Сперва я по-детски радовался смене оптики, графической точности, с которой прорисовывался окружающий мир, ментальному перерождению в пределах одной отдельно взятой головы; но вскоре понял, что, если это эйфорическое, изматывающее бодрствование не прекратится, я просто сойду с ума. В состоянии перманентного бодрствования все мои мысли неотступно крутились вокруг птиц. Птиц беспощадных, птиц хищно выжидающих, птиц, которым было что-то нужно от меня.
Я изучил мигрень во всем ее мучительном многообразии, оттенках и переливах. Мы с ней заклятые друзья. Теперешняя боль напоминала зубную и проявлялась приступообразно. Когда я наконец решил поспать, из этого ничего не вышло. Пришлось купить снотворное.
Стоя у окна, я некоторое время раздумывал, какая доза необходима, чтобы усмирить свирепого зверя в моей черепушке. Одной не хватит. Я положил на ладонь две глянцевые продолговатые пилюли. Решил, что этого недостаточно, добавил третью. Подумал, что и эта доза не поможет. Ощутив на себе чей-то пристальный, тяжелый взгляд, я поднял глаза — и едва не задохнулся от ужаса и омерзения. Карниз тесно обсели птицы, буравя меня своими выпуклыми, цепкими, колючими глазами. Я ощутил знакомую тяжесть в затылке; что-то тягучее и черное разливалось по всему телу, точно мне впрыснули в кровь горячую смолу. С холоднокровием естествоиспытателя я наблюдал за своей правой рукой, щедро отсыпающей пилюли в ладонь левой. Птицы смотрели поощрительно. Тревога сменилась чувством безысходности, необходимости и неизбежности происходящего. Меня придавило апатией, тягостным и горьким пониманием того, что так надо. Я медленно поднес ладонь с пилюлями ко рту, но при виде этой белоснежной горстки меня охватила внезапная ярость. Стряхнув оцепенение, я на ватных ногах подошел к окну и швырнул в форточку сначала те пилюли, что были у меня в руке, а после — все оставшиеся, вместе с пузырьком.
Птицы успели предусмотрительно ретироваться вглубь дворика. Это привело меня в бешенство. Умом я понимал, что открывать окно нельзя ни в коем случае, но уже не мог противиться внезапно накатившим чувствам. Одолев неподдающиеся створки, я стал бросать во двор, как в пасть прожорливого монстра, все, что попадалось под руку. Войдя во вкус, я обнял шкаф и поволок его с истошным скрежетом туда же, к черному жерлу, втиснул, как в пазы, в проем окна и стал отчаянными толчками проталкивать.
Когда в дверь постучали, я сидел на полу, опустошенно привалясь к торчащим ножкам шкафа: верхняя его часть была снаружи, нижняя повисла в комнате. Не сразу определив источник шума, который я поначалу принял за помехи в голове, я понуро поплелся открывать. За дверью стоял дворник, похожий на приземистый, замшелый пень, пустивший корни на моем пороге. Мозолистые руки с крепкими и прямыми, как стволы сиринги, пальцами неуклюже висели вдоль туловища. Это были руки, непривычные к праздности, и даже в состоянии покоя от них веяло силой и мощью античного божества. Такими кулачищами герои мифов лущат головы врагов.
— Там к тебе какой-то пацан. — Старик неодобрительно пошевелил усами и сощурил древние, ясные и полные какой-то застарелой горечи глаза. — В парадное я его не пустил.
Он помедлил, переминаясь с ноги на ногу, покачал головой и заковылял вниз по лестнице.
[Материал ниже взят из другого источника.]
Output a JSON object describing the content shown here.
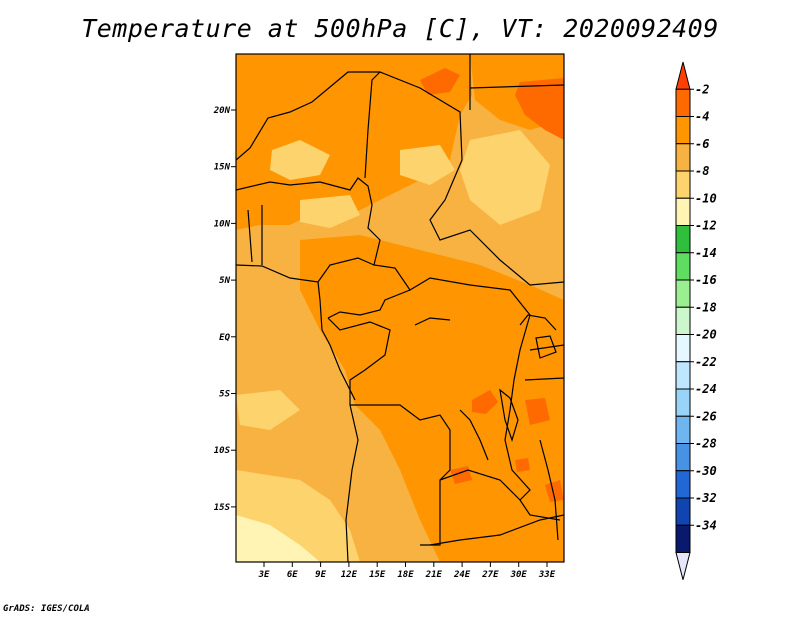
{
  "title": "Temperature at 500hPa [C], VT: 2020092409",
  "credit": "GrADS: IGES/COLA",
  "map": {
    "lon_labels": [
      "3E",
      "6E",
      "9E",
      "12E",
      "15E",
      "18E",
      "21E",
      "24E",
      "27E",
      "30E",
      "33E"
    ],
    "lat_labels": [
      "20N",
      "15N",
      "10N",
      "5N",
      "EQ",
      "5S",
      "10S",
      "15S"
    ],
    "field": "temperature_500hPa_celsius",
    "dominant_range": "-4 to -8",
    "warm_patches": "-2 to -4",
    "colors": {
      "background_field": "#f8b241",
      "frame": "#000000",
      "borders": "#000000"
    }
  },
  "colorbar": {
    "labels": [
      "-2",
      "-4",
      "-6",
      "-8",
      "-10",
      "-12",
      "-14",
      "-16",
      "-18",
      "-20",
      "-22",
      "-24",
      "-26",
      "-28",
      "-30",
      "-32",
      "-34"
    ],
    "colors": [
      "#ff4000",
      "#ff6a00",
      "#ff9500",
      "#f8b241",
      "#fdd36e",
      "#fff4b4",
      "#2fbf3c",
      "#5fdd60",
      "#9af090",
      "#ccf7cc",
      "#e5f8ff",
      "#bfe6ff",
      "#9ad3f8",
      "#6fb5f0",
      "#4693e6",
      "#2167d6",
      "#1044b0",
      "#091a6e",
      "#e6e6fa"
    ]
  }
}
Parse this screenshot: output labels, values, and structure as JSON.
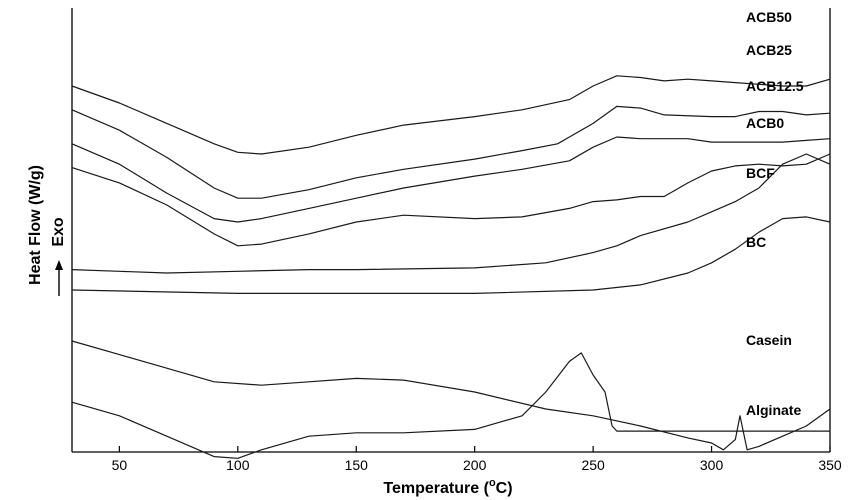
{
  "chart_data": {
    "type": "line",
    "title": "",
    "xlabel": "Temperature (°C)",
    "xlabel_parts": [
      "Temperature (",
      "o",
      "C)"
    ],
    "ylabel": "Heat Flow (W/g)",
    "ylabel_secondary": "Exo",
    "exo_arrow": "up",
    "xlim": [
      30,
      350
    ],
    "xticks": [
      50,
      100,
      150,
      200,
      250,
      300,
      350
    ],
    "y_ticks_shown": false,
    "grid": false,
    "legend": "labels placed at right end of each curve",
    "y_units": "relative heat flow (arbitrary offset, top = exo)",
    "series": [
      {
        "name": "ACB50",
        "x": [
          30,
          50,
          70,
          90,
          100,
          110,
          130,
          150,
          170,
          200,
          220,
          240,
          250,
          260,
          270,
          280,
          290,
          300,
          310,
          320,
          330,
          340,
          350
        ],
        "y": [
          95,
          90,
          84,
          78,
          75.5,
          75,
          77,
          80.5,
          83.5,
          86,
          88,
          91,
          95,
          98,
          97.5,
          96.5,
          97,
          96.5,
          96,
          95.5,
          95,
          95,
          97
        ]
      },
      {
        "name": "ACB25",
        "x": [
          30,
          50,
          70,
          90,
          100,
          110,
          130,
          150,
          170,
          200,
          220,
          235,
          240,
          250,
          260,
          270,
          280,
          300,
          310,
          320,
          330,
          340,
          350
        ],
        "y": [
          88,
          82,
          74,
          65,
          62,
          62,
          64.5,
          68,
          70.5,
          73.5,
          76,
          78,
          80,
          84,
          89,
          88.5,
          86.5,
          86,
          86,
          87.5,
          87.5,
          86.5,
          87
        ]
      },
      {
        "name": "ACB12.5",
        "x": [
          30,
          50,
          70,
          90,
          100,
          110,
          130,
          150,
          170,
          200,
          220,
          240,
          250,
          260,
          270,
          280,
          290,
          300,
          310,
          320,
          330,
          340,
          350
        ],
        "y": [
          78,
          72,
          63.5,
          56,
          55,
          56,
          59,
          62,
          65,
          68.5,
          70.5,
          73,
          77,
          80,
          79.5,
          79.5,
          79.5,
          78.5,
          78.5,
          78.5,
          78.5,
          79,
          79.5
        ]
      },
      {
        "name": "ACB0",
        "x": [
          30,
          50,
          70,
          90,
          100,
          110,
          130,
          150,
          170,
          200,
          220,
          240,
          250,
          260,
          270,
          280,
          290,
          300,
          310,
          320,
          330,
          340,
          350
        ],
        "y": [
          71,
          66.5,
          60,
          51.5,
          48,
          48.5,
          51.5,
          55,
          57,
          56,
          56.5,
          59,
          61,
          61.5,
          62.5,
          62.5,
          66.5,
          70,
          71.5,
          72,
          71.5,
          72,
          75
        ]
      },
      {
        "name": "BCF",
        "x": [
          30,
          50,
          70,
          100,
          130,
          150,
          200,
          230,
          250,
          260,
          270,
          290,
          300,
          310,
          320,
          330,
          340,
          350
        ],
        "y": [
          41,
          40.5,
          40,
          40.5,
          41,
          41,
          41.5,
          43,
          46,
          48,
          51,
          55,
          58,
          61,
          65,
          72,
          75,
          72
        ]
      },
      {
        "name": "BC",
        "x": [
          30,
          100,
          150,
          200,
          250,
          270,
          290,
          300,
          310,
          320,
          330,
          340,
          350
        ],
        "y": [
          35,
          34,
          34,
          34,
          35,
          36.5,
          40,
          43,
          47,
          52,
          56,
          56.5,
          55
        ]
      },
      {
        "name": "Casein",
        "x": [
          30,
          50,
          70,
          90,
          110,
          130,
          150,
          170,
          200,
          230,
          250,
          270,
          290,
          300,
          305,
          310,
          312,
          315,
          320,
          330,
          340,
          350
        ],
        "y": [
          20,
          16,
          12,
          8,
          7,
          8,
          9,
          8.5,
          5,
          0,
          -2,
          -5,
          -8.5,
          -10,
          -12,
          -9,
          -2,
          -12,
          -11,
          -8,
          -5,
          0
        ]
      },
      {
        "name": "Alginate",
        "x": [
          30,
          50,
          70,
          90,
          100,
          110,
          130,
          150,
          170,
          200,
          220,
          230,
          240,
          245,
          250,
          255,
          258,
          260,
          270,
          290,
          310,
          330,
          350
        ],
        "y": [
          2,
          -2,
          -8,
          -14,
          -14.5,
          -12,
          -8,
          -7,
          -7,
          -6,
          -2,
          5,
          14,
          16.5,
          10,
          5,
          -5,
          -6.5,
          -6.5,
          -6.5,
          -6.5,
          -6.5,
          -6.5
        ]
      }
    ]
  }
}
Выйдя во двор, я в предрассветной мути различил фигурку, с мерным гулом катавшуюся на калитке. Я подошел к воротам и некоторое время слушал стенания простуженного чугуна. Алина прильнула к мокрым прутьям, сверкнув глазами из-под козырька кепки-гавроша: «Не хочешь прогуляться? Будет интересно». Я представил свое возвращение в каморку, к птицам и торчащему из окна шкафу, внутренне содрогнулся и утвердительно кивнул.
— Это фотокор из «Декадента», — извиняющимся тоном пояснил начальник сборочного цеха, кивая на Алину.
В безликом кабинете управляющего было душновато. Между окном и дверью лежала теневая зебра жалюзи. Стол обступали ящики с бумажным хламом. Над креслом, словно икона под стеклом, сияла фотография директоров завода. Хозяин кабинета, апоплексический толстяк, лысый и улыбчивый, как китайский божок, которому гладят пузо для исполнения желаний, застыл в дверях.